Los Angeles Police Department officers arrest an Occupy LA protester at the encampment at City Hall on Nov. 30, 2011.
Los Angeles Police Department officers arrest an Occupy LA protester at the encampment at City Hall on Nov. 30, 2011.Mark Boster / Pool via Reuters

LOS ANGELES -- Occupy Los Angeles demonstrators are suing the city for what they said was an unlawful “shock and awe” attack on their civil rights when 1,400 police officers swept nearly 300 demonstrators from City Hall grounds more than a year ago.

The Nov. 30, 2011 arrests at Los Angeles City Hall came after an eight-week encampment aligned with the Occupy Wall Street movement calling attention to “bailouts for Wall Street and foreclosures for Main Street.”

Five people are suing in a class action lawsuit that represents 292 people detained by officers in the raid. Court documents said those arrested were denied food and water for hours while being detained at the Metropolitan Detention Center downtown, at a jail in Van Nuys or on a bus en route to the lockup.

Some were forced to urinate on themselves after being denied access to restrooms, court documents allege.

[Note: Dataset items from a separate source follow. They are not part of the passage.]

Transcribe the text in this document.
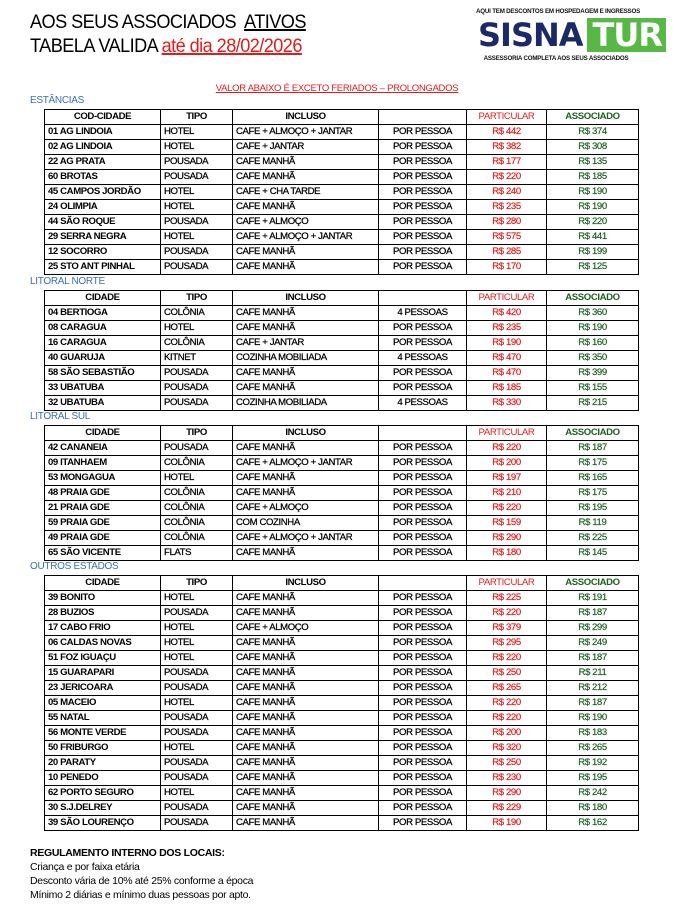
AOS SEUS ASSOCIADOS ATIVOS
TABELA VALIDA até dia 28/02/2026
AQUI TEM DESCONTOS EM HOSPEDAGEM E INGRESSOS
SISNA TUR
ASSESSORIA COMPLETA AOS SEUS ASSOCIADOS
VALOR ABAIXO É EXCETO FERIADOS – PROLONGADOS
ESTÂNCIAS
COD-CIDADE	TIPO	INCLUSO		PARTICULAR	ASSOCIADO
01 AG LINDOIA	HOTEL	CAFE + ALMOÇO + JANTAR	POR PESSOA	R$ 442	R$ 374
02 AG LINDOIA	HOTEL	CAFE + JANTAR	POR PESSOA	R$ 382	R$ 308
22 AG PRATA	POUSADA	CAFE MANHÃ	POR PESSOA	R$ 177	R$ 135
60 BROTAS	POUSADA	CAFE MANHÃ	POR PESSOA	R$ 220	R$ 185
45 CAMPOS JORDÃO	HOTEL	CAFE + CHA TARDE	POR PESSOA	R$ 240	R$ 190
24 OLIMPIA	HOTEL	CAFE MANHÃ	POR PESSOA	R$ 235	R$ 190
44 SÃO ROQUE	POUSADA	CAFE + ALMOÇO	POR PESSOA	R$ 280	R$ 220
29 SERRA NEGRA	HOTEL	CAFE + ALMOÇO + JANTAR	POR PESSOA	R$ 575	R$ 441
12 SOCORRO	POUSADA	CAFE MANHÃ	POR PESSOA	R$ 285	R$ 199
25 STO ANT PINHAL	POUSADA	CAFE MANHÃ	POR PESSOA	R$ 170	R$ 125
LITORAL NORTE
CIDADE	TIPO	INCLUSO		PARTICULAR	ASSOCIADO
04 BERTIOGA	COLÔNIA	CAFE MANHÃ	4 PESSOAS	R$ 420	R$ 360
08 CARAGUA	HOTEL	CAFE MANHÃ	POR PESSOA	R$ 235	R$ 190
16 CARAGUA	COLÔNIA	CAFE + JANTAR	POR PESSOA	R$ 190	R$ 160
40 GUARUJA	KITNET	COZINHA MOBILIADA	4 PESSOAS	R$ 470	R$ 350
58 SÃO SEBASTIÃO	POUSADA	CAFE MANHÃ	POR PESSOA	R$ 470	R$ 399
33 UBATUBA	POUSADA	CAFE MANHÃ	POR PESSOA	R$ 185	R$ 155
32 UBATUBA	POUSADA	COZINHA MOBILIADA	4 PESSOAS	R$ 330	R$ 215
LITORAL SUL
CIDADE	TIPO	INCLUSO		PARTICULAR	ASSOCIADO
42 CANANEIA	POUSADA	CAFE MANHÃ	POR PESSOA	R$ 220	R$ 187
09 ITANHAEM	COLÔNIA	CAFE + ALMOÇO + JANTAR	POR PESSOA	R$ 200	R$ 175
53 MONGAGUA	HOTEL	CAFE MANHÃ	POR PESSOA	R$ 197	R$ 165
48 PRAIA GDE	COLÔNIA	CAFE MANHÃ	POR PESSOA	R$ 210	R$ 175
21 PRAIA GDE	COLÔNIA	CAFE + ALMOÇO	POR PESSOA	R$ 220	R$ 195
59 PRAIA GDE	COLÔNIA	COM COZINHA	POR PESSOA	R$ 159	R$ 119
49 PRAIA GDE	COLÔNIA	CAFE + ALMOÇO + JANTAR	POR PESSOA	R$ 290	R$ 225
65 SÃO VICENTE	FLATS	CAFE MANHÃ	POR PESSOA	R$ 180	R$ 145
OUTROS ESTADOS
CIDADE	TIPO	INCLUSO		PARTICULAR	ASSOCIADO
39 BONITO	HOTEL	CAFE MANHÃ	POR PESSOA	R$ 225	R$ 191
28 BUZIOS	POUSADA	CAFE MANHÃ	POR PESSOA	R$ 220	R$ 187
17 CABO FRIO	HOTEL	CAFE + ALMOÇO	POR PESSOA	R$ 379	R$ 299
06 CALDAS NOVAS	HOTEL	CAFE MANHÃ	POR PESSOA	R$ 295	R$ 249
51 FOZ IGUAÇU	HOTEL	CAFE MANHÃ	POR PESSOA	R$ 220	R$ 187
15 GUARAPARI	POUSADA	CAFE MANHÃ	POR PESSOA	R$ 250	R$ 211
23 JERICOARA	POUSADA	CAFE MANHÃ	POR PESSOA	R$ 265	R$ 212
05 MACEIO	HOTEL	CAFE MANHÃ	POR PESSOA	R$ 220	R$ 187
55 NATAL	POUSADA	CAFE MANHÃ	POR PESSOA	R$ 220	R$ 190
56 MONTE VERDE	POUSADA	CAFE MANHÃ	POR PESSOA	R$ 200	R$ 183
50 FRIBURGO	HOTEL	CAFE MANHÃ	POR PESSOA	R$ 320	R$ 265
20 PARATY	POUSADA	CAFE MANHÃ	POR PESSOA	R$ 250	R$ 192
10 PENEDO	POUSADA	CAFE MANHÃ	POR PESSOA	R$ 230	R$ 195
62 PORTO SEGURO	HOTEL	CAFE MANHÃ	POR PESSOA	R$ 290	R$ 242
30 S.J.DELREY	POUSADA	CAFE MANHÃ	POR PESSOA	R$ 229	R$ 180
39 SÃO LOURENÇO	POUSADA	CAFE MANHÃ	POR PESSOA	R$ 190	R$ 162
REGULAMENTO INTERNO DOS LOCAIS:
Criança e por faixa etária
Desconto vária de 10% até 25% conforme a época
Mínimo 2 diárias e mínimo duas pessoas por apto.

Three of the five people suing are members of or participants in the Occupy Los Angeles movement. One person was a videographer not associated with the Occupy protests but who was videotaping the officers during the incident. He claims he was arrested even after he said he complied with officers’ orders to disperse.

The fifth person is a reporter for the left-wing radio station KPFK who was detained when he decided to stay with the protesters during the arrests, court records said.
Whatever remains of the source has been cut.